The paper addresses optimal input design for parameter estimation in linear state-space models with amplitude and l1/l2-norm constraints, using semidefinite relaxation. For l2-norm constraints, the relaxation is tight, yielding a globally optimal injection profile; for l1-norm constraints, the boxcar injection achieves at least 98.7% of the global optimum.

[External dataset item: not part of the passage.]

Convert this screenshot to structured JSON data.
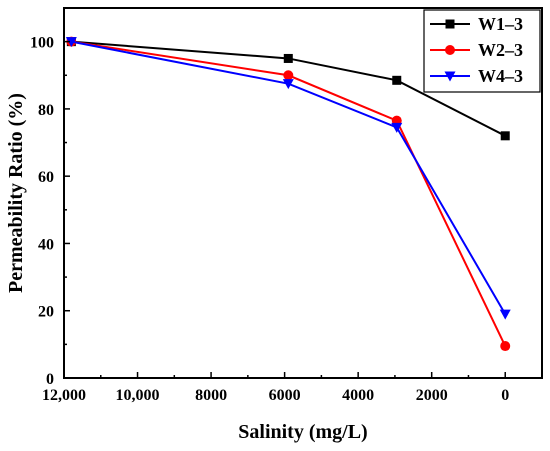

We consider the problem of optimal input design for estimating uncertain parameters in a discrete-time linear state space model, subject to simultaneous amplitude and l1/l2-norm constraints on the admissible inputs. We formulate this problem as the maximization of a (non-concave) quadratic function over the space of inputs, and use semidefinite relaxation techniques to efficiently find the global solution or to provide an upper bound. This investigation is motivated by a problem in medical imaging, specifically designing a substrate injection profile for in vivo metabolic parameter mapping using magnetic resonance imaging (MRI) with hyperpolarized carbon-13 pyruvate. In the l2-norm-constrained case, we show that the relaxation is tight, allowing us to efficiently compute a globally optimal injection profile. In the l1-norm-constrained case the relaxation is no longer tight, but can be used to prove that the boxcar injection currently used in practice achieves at least 98.7% of the global optimum.